For journal articles, the best option is to provide a doi (or digital object identifier) if there is one available. This is especially useful if an article has not yet been published in a specific volume/issue of a journal - it might not have a volume/issue/page range yet, but it may still have a doi.

A journal article reference with a doi would look like this example:

Bebchuk, L.A. et al. (2020) 'Dancing with activists', Journal of Financial Economics, 137(1), pp. 1-41. Available at:


If adding a URL would facilitate quick and direct access to an online article - or there is missing bibliographic information - and there is no doi available, then a URL might be useful.

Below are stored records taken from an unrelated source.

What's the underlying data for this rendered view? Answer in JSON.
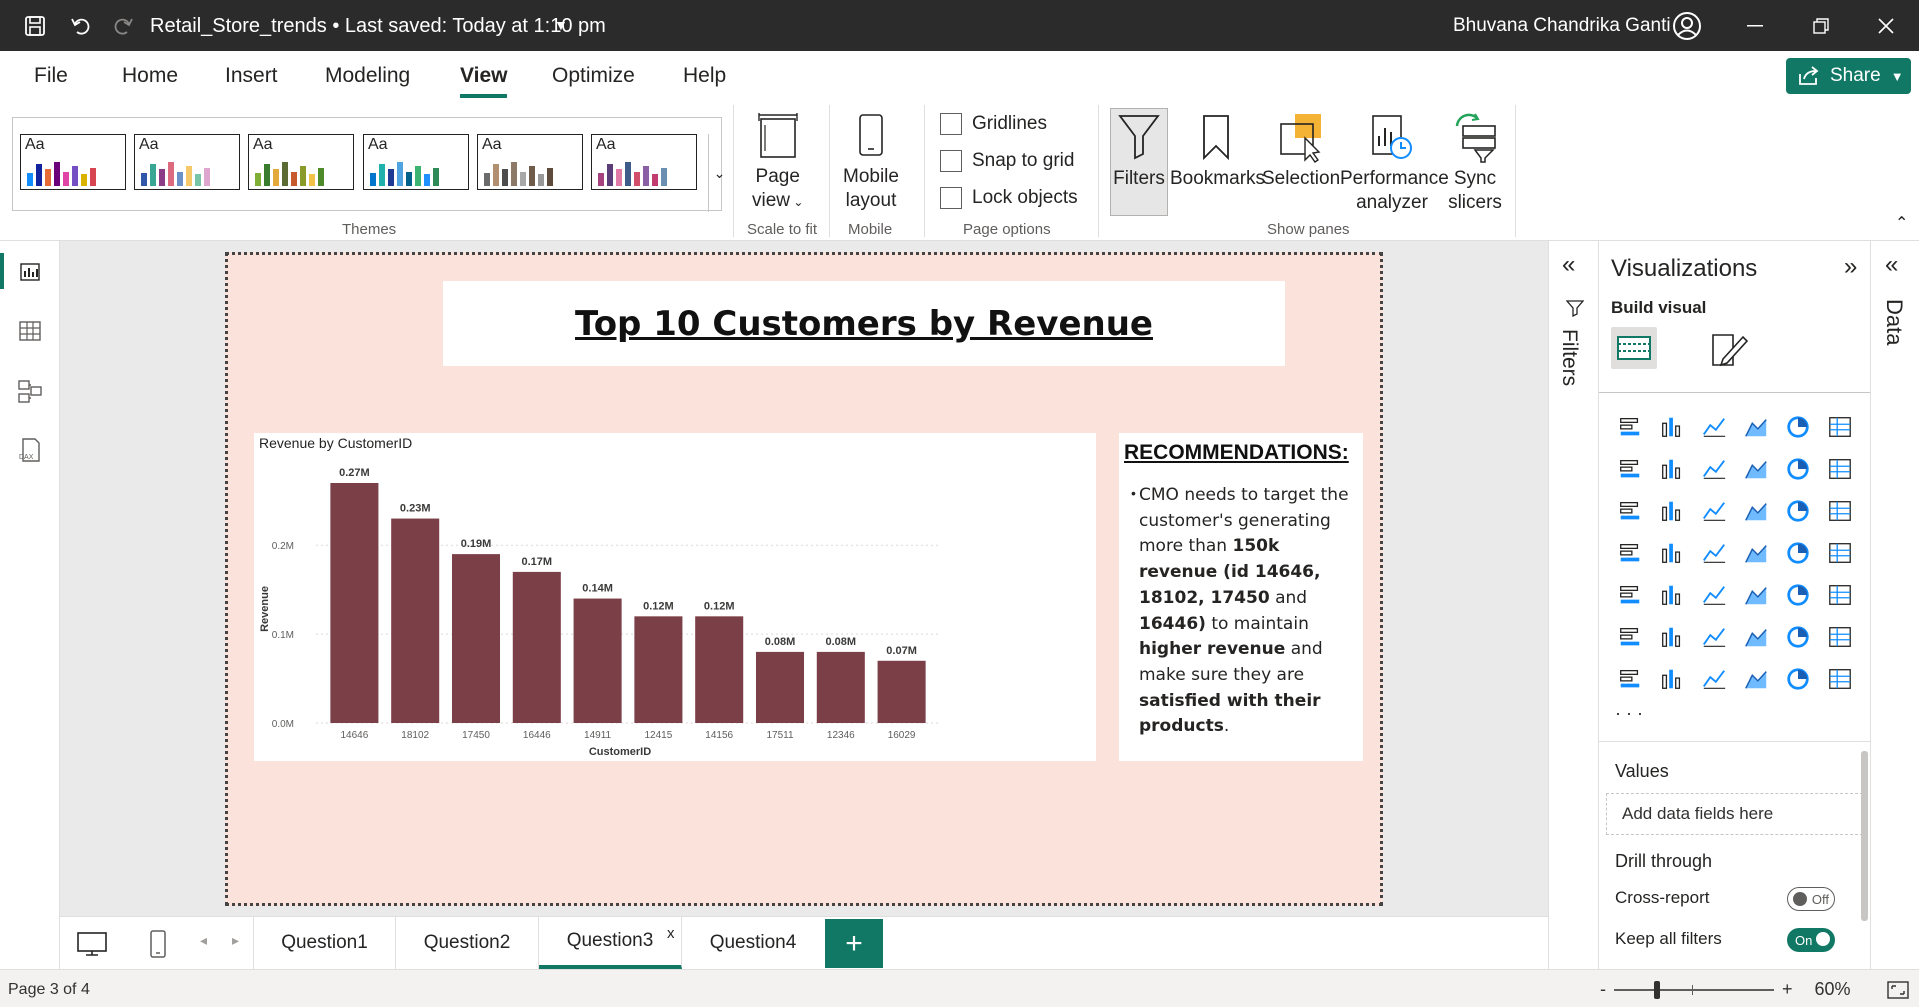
{
  "titlebar": {
    "doc_title": "Retail_Store_trends • Last saved: Today at 1:10 pm",
    "user_name": "Bhuvana Chandrika Ganti"
  },
  "menu": {
    "items": [
      "File",
      "Home",
      "Insert",
      "Modeling",
      "View",
      "Optimize",
      "Help"
    ],
    "active": "View",
    "share_label": "Share"
  },
  "ribbon": {
    "theme_label": "Aa",
    "theme_palettes": [
      [
        "#118dff",
        "#12239e",
        "#e66c37",
        "#6b007b",
        "#e044a7",
        "#744ec2",
        "#d9b300",
        "#d64550"
      ],
      [
        "#3257a8",
        "#37a794",
        "#8b3d88",
        "#dd6b7f",
        "#6b91c9",
        "#f5c869",
        "#77c4a8",
        "#dea6cf"
      ],
      [
        "#7fb035",
        "#3a7c2d",
        "#e3a93a",
        "#5c6b34",
        "#c85b2d",
        "#8a9b2a",
        "#f0c247",
        "#4d8b2a"
      ],
      [
        "#0077cc",
        "#20b2aa",
        "#1f3a93",
        "#4fa3e0",
        "#00628b",
        "#3cb371",
        "#1e90ff",
        "#2e8b57"
      ],
      [
        "#6b6b6b",
        "#b09070",
        "#4d4d4d",
        "#8c7a66",
        "#a8a8a8",
        "#705c4b",
        "#999999",
        "#5e4b3c"
      ],
      [
        "#a6437e",
        "#5b3d7a",
        "#e07aa6",
        "#3e5c8a",
        "#d14f6a",
        "#8a5fa6",
        "#c23c70",
        "#6b8fb3"
      ]
    ],
    "groups": {
      "themes": "Themes",
      "scale_to_fit": "Scale to fit",
      "mobile": "Mobile",
      "page_options": "Page options",
      "show_panes": "Show panes"
    },
    "page_view": [
      "Page",
      "view"
    ],
    "mobile_layout": [
      "Mobile",
      "layout"
    ],
    "checkboxes": [
      "Gridlines",
      "Snap to grid",
      "Lock objects"
    ],
    "panes": {
      "filters": "Filters",
      "bookmarks": "Bookmarks",
      "selection": "Selection",
      "performance": [
        "Performance",
        "analyzer"
      ],
      "sync": [
        "Sync",
        "slicers"
      ]
    }
  },
  "report": {
    "title": "Top 10 Customers by Revenue",
    "recommendations_title": "RECOMMENDATIONS:",
    "reco": {
      "p1": "CMO needs to target the customer's generating more than ",
      "b1": "150k revenue (id 14646, 18102, 17450",
      "p2": " and ",
      "b2": "16446)",
      "p3": " to maintain ",
      "b3": "higher revenue",
      "p4": " and make sure they are ",
      "b4": "satisfied with their products",
      "p5": "."
    }
  },
  "chart_data": {
    "type": "bar",
    "title": "Revenue by CustomerID",
    "xlabel": "CustomerID",
    "ylabel": "Revenue",
    "categories": [
      "14646",
      "18102",
      "17450",
      "16446",
      "14911",
      "12415",
      "14156",
      "17511",
      "12346",
      "16029"
    ],
    "values": [
      0.27,
      0.23,
      0.19,
      0.17,
      0.14,
      0.12,
      0.12,
      0.08,
      0.08,
      0.07
    ],
    "data_labels": [
      "0.27M",
      "0.23M",
      "0.19M",
      "0.17M",
      "0.14M",
      "0.12M",
      "0.12M",
      "0.08M",
      "0.08M",
      "0.07M"
    ],
    "y_ticks": [
      0.0,
      0.1,
      0.2
    ],
    "y_tick_labels": [
      "0.0M",
      "0.1M",
      "0.2M"
    ],
    "ylim": [
      0,
      0.27
    ],
    "bar_color": "#7b3f47",
    "grid": true,
    "legend": "none"
  },
  "filters_pane": {
    "label": "Filters"
  },
  "viz_pane": {
    "title": "Visualizations",
    "build_visual": "Build visual",
    "values_label": "Values",
    "add_fields": "Add data fields here",
    "drill_through": "Drill through",
    "cross_report": "Cross-report",
    "cross_report_state": "Off",
    "keep_all_filters": "Keep all filters",
    "keep_all_filters_state": "On",
    "more": "· · ·"
  },
  "data_pane": {
    "label": "Data"
  },
  "tabs": {
    "pages": [
      "Question1",
      "Question2",
      "Question3",
      "Question4"
    ],
    "active": "Question3",
    "close": "x",
    "add": "+"
  },
  "status": {
    "page_info": "Page 3 of 4",
    "zoom": "60%",
    "minus": "-",
    "plus": "+"
  },
  "colors": {
    "accent": "#117865",
    "titlebar": "#2b2b2b",
    "page_bg": "#fbe3dc"
  }
}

In many cases, if an article has all bibliographic elements except the doi (author, year, article title, journal title, volume, issue, page range) we would suggest that you do not need to add a URL and date of access, especially if that URL is not stable (the reader requires a log in to access it).

As mentioned above, the key is consistency. Does the reference have enough information so that a reader can find the item? If so, then the student has met the requirements of the assessment policy.


The following example has no doi, however it is published in an Open Access journal, so the reader would not require a log in to access it using the URL. In this example, the URL is useful to the reader.  

Kuperman, A., Aladjem, R. and Dagan, O. (2022) 'From 3D to 2D: drawing documentation and reflection processes by young children', Design and Technology Education: an International Journal, 27(2), pp. 6-23. Available at: (Accessed: 19 July 2022). 


It is recommended that students use the 12th edition of Cite Them Right, but if returning students use the 11th edition then, as long as their references are consistent and traceable then they have met the requirements of the assessment policy.